If your herb garden is giving you the gift of too many fresh herbs at once, drying them is such a wonderful option because you can enjoy them for months as you cook with them. I was a little overwhelmed the other week when I noticed that my little herb bed was overflowing and in need of a major haircut. I’ve been cooking with these tasty fresh herbs like crazy and making pesto like there’s no tomorrow, but I still couldn’t keep up and I didn’t want to let a single stem go to waste! I’ll show you how I dried 3 types of herbs in one day’s time. I used the oven drying method for my basil, oregano and parsley, which I thought worked very well. The herbs are so much more flavorful and fragrant than even the best quality store-bought organic dried herbs!

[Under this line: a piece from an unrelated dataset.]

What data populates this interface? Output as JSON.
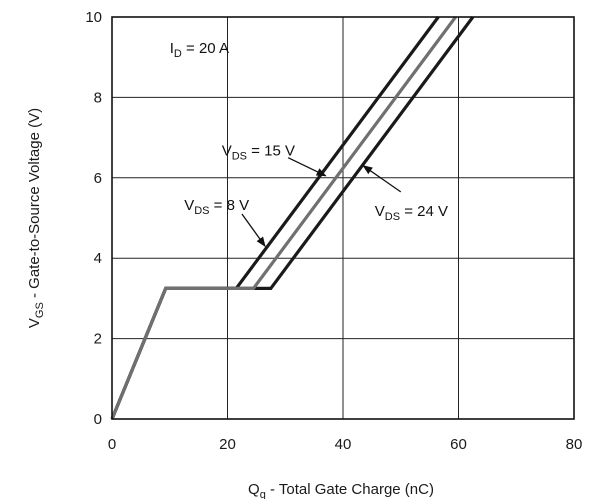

I set aside a Sunday with my little girls to dry our herbs. Here’s how it went:
- We cut our herbs from the garden and brought them inside right away. The best time to cut herbs is in the morning before the plants have been stressed by hot sun.
- We rinsed them, carefully shook as much water off into the sink as possible, very gently patted them dry with clean towels, then laid them flat on the towels until they were completely dry. Note: it’s important to not bruise the leaves while rinsing and drying, because bruising releases the oils (flavors) of the plant.
- We removed the leaves from the stems. This is such a perfect job for little hands! My girls loved helping, and their hands are the perfect size for removing tiny leaves.
- We placed the leaves in single layers on baking sheets. (I use these silicone mats on my baking sheets.)
- Each tray of herbs went into the oven (middle rack,) heated to 175 degrees F. I put 2 trays in the oven at a time.
- The key is to vent the oven door (I placed a dish towel in the door to prop it open slightly.) If the herbs truly bake, their essential oils are destroyed and the flavor deteriorates.
- The parsley and oregano trays were in the oven for 1 hour until they were dried. Basil took a bit longer, at 1 hour and 20 minutes. You’ll want to keep a very close eye on the herbs while they’re drying.
- You’ll know your herbs are completely dry when you can crumble them between your fingers.
To store dried herbs, put them in air-tight jars and keep them in a cool, dark place. They’ll last for up to a year, however, I’ve noticed that flavor starts to deteriorate after around 6 months.
Another other herb drying method I would recommend is hanging. Carefully wash and pat dry the stems of herbs, then tie them into small bundles with a maximum of 10 stems per bundle. They need to be hung in a dark, dry and warm area with good air circulation for around 3 weeks.
Are you preserving herbs from your garden this season?